Mungkin Kiera sedang khilaf. Mencintai San yang bukan haknya, memaksakan takdir untuk memilikinya, itu adalah kekhilafan terbesar yang pernah dilakukannya. Dan Kiera tidak menyadari itu.
Sementara aku tak mampu mengingatkan dia lagi. Kamu tahu, seseorang yang tengah jatuh cinta, sungguh sangat sulit dinasehati. Hati Kiera sedang mengawang. Membumbung tinggi. Melewati batas angkasa dan memuntahkan buncahnya pada liris tanpa jeda. Mengumbar hasrat dalam bentuk syair bertabur bunga dan pelangi. Ia tak henti bicara tentang rindu. Berkisah tentang sebuah mimpi.

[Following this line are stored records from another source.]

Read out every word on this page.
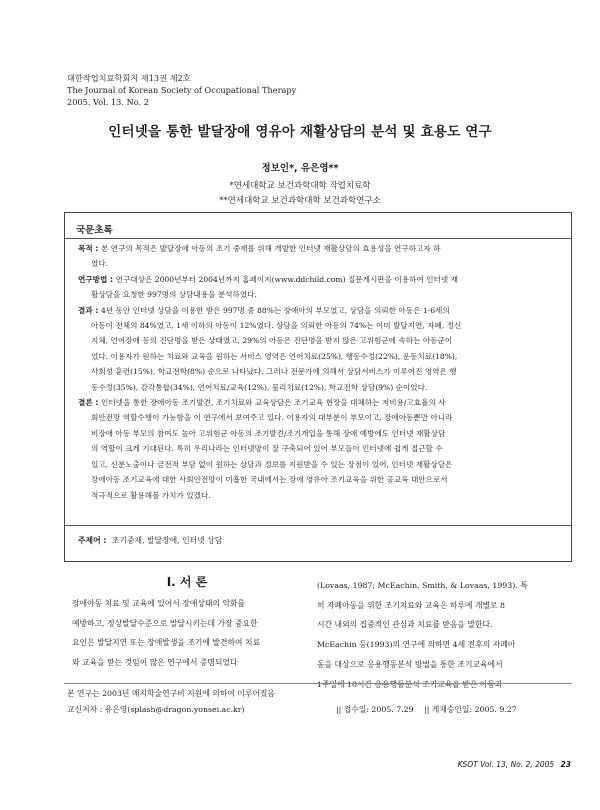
대한작업치료학회지 제13권 제2호
The Journal of Korean Society of Occupational Therapy
2005. Vol. 13. No. 2
인터넷을 통한 발달장애 영유아 재활상담의 분석 및 효용도 연구
정보인*, 유은영**
*연세대학교 보건과학대학 작업치료학
**연세대학교 보건과학대학 보건과학연구소
국문초록
목적 : 본 연구의 목적은 발달장애 아동의 조기 중재를 위해 개발한 인터넷 재활상담의 효용성을 연구하고자 하
였다.
연구방법 : 연구대상은 2000년부터 2004년까지 홈페이지(www.ddchild.com) 질문게시판을 이용하여 인터넷 재
활상담을 요청한 997명의 상담내용을 분석하였다.
결과 : 4년 동안 인터넷 상담을 이용한 받은 997명 중 88%는 장애아의 부모였고, 상담을 의뢰한 아동은 1-6세의
아동이 전체의 84%였고, 1세 이하의 아동이 12%였다. 상담을 의뢰한 아동의 74%는 이미 발달지연, 자폐, 정신
지체, 언어장애 등의 진단명을 받은 상태였고, 29%의 아동은 진단명을 받지 않은 고위험군에 속하는 아동군이
었다. 이용자가 원하는 치료와 교육을 원하는 서비스 영역은 언어치료(25%), 행동수정(22%), 운동치료(18%),
사회성 훈련(15%), 학교전학(8%) 순으로 나타났다. 그러나 전문가에 의해서 상담서비스가 이루어진 영역은 행
동수정(35%), 감각통합(34%), 언어치료/교육(12%), 물리치료(12%), 학교전학 상담(9%) 순이었다.
결론 : 인터넷을 통한 장애아동 조기발견, 조기치료와 교육상담은 조기교육 현장을 대체하는 저비용/고효율의 사
회안전망 역할수행이 가능함을 이 연구에서 보여주고 있다. 이용자의 대부분이 부모이고, 장애아동뿐만 아니라
비장애 아동 부모의 참여도 높아 고위험군 아동의 조기발견/조기개입을 통해 장애 예방에도 인터넷 재활상담
의 역할이 크게 기대된다. 특히 우리나라는 인터넷망이 잘 구축되어 있어 부모들이 인터넷에 쉽게 접근할 수
있고, 신분노출이나 금전적 부담 없이 원하는 상담과 정보를 지원받을 수 있는 장점이 있어, 인터넷 재활상담은
장애아동 조기교육에 대한 사회안전망이 미흡한 국내에서는 장애 영유아 조기교육을 위한 공교육 대안으로서
적극적으로 활용해볼 가치가 있겠다.
주제어 : 조기중재, 발달장애, 인터넷 상담
I. 서 론
장애아동 치료 및 교육에 있어서 장애상태의 악화를
예방하고, 정상발달수준으로 발달시키는데 가장 중요한
요인은 발달지연 또는 장애발생을 조기에 발견하여 치료
와 교육을 받는 것임이 많은 연구에서 증명되었다
(Lovaas, 1987; McEachin, Smith, & Lovaas, 1993). 특
히 자폐아동을 위한 조기치료와 교육은 하루에 개별로 8
시간 내외의 집중적인 관심과 치료를 받음을 말한다.
McEachin 등(1993)의 연구에 의하면 4세 전후의 자폐아
동을 대상으로 응용행동분석 방법을 통한 조기교육에서
1주일에 10시간 응용행동분석 조기교육을 받은 아동과
본 연구는 2003년 메지학술연구비 지원에 의하여 이루어졌음
교신저자 : 유은영(splash@dragon.yonsei.ac.kr)	|| 접수일: 2005. 7.29 || 게재승인일: 2005. 9.27
KSOT Vol. 13, No. 2, 2005 23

Ia telah menghabiskan berlembar imajinasi dalam berjuta detik waktu hanya untuk memuja sosok San.
Bagi hati yang sedang mencinta, apa yang tidak dirasa indah? Bahkan luka perih bercucur darah pun, nyaris terasa indah.
Kiera, di mana akal sehatmu? batinku mengemu.
Ah, aku hampir lupa, untuk hati yang lagi kasmaran, bukankah bicara logika itu percuma?
"Kiera, jangan mencintai San. Kau akan sakit dan mati..." ketus aku mengingatkannya. Kiera tak bergeming. Ia tetap bersikukuh mencintai San. Baginya San adalah sekeping harapan. Secercah cahaya. Dan yang lebih konyol, Kiera menganggap San itu cinta sejatinya.
Hoho, Kiera, kamu terlalu mengagungkan San. Cinta sejati itu cuma cerita lama. Sejak kisah tragis Romeo dan Juliet, Qaish dan Laila, disusul kematian Sam Pek dan Eng Tay, cinta sejati telah ikut terkubur di dalam tanah bersama mereka. Melegenda.
"Sekali lagi, Kiera. Dengarkan aku. Ya, ini tentang San. Dia bukan untukmu."
Kiera menatapku. Tak bersuara.
Kiera. Ia seperti mahluk asing di hadapanku. Ia bukan seperti Kiera yang kukenal selama ini. Kiera yang manis, yang selalu bersedia mendengarkanku. Kini Kiera jauh berbeda. Ia jadi seorang pembangkang. Pasti ini gara-gara dia. Laki-laki bernama San itu!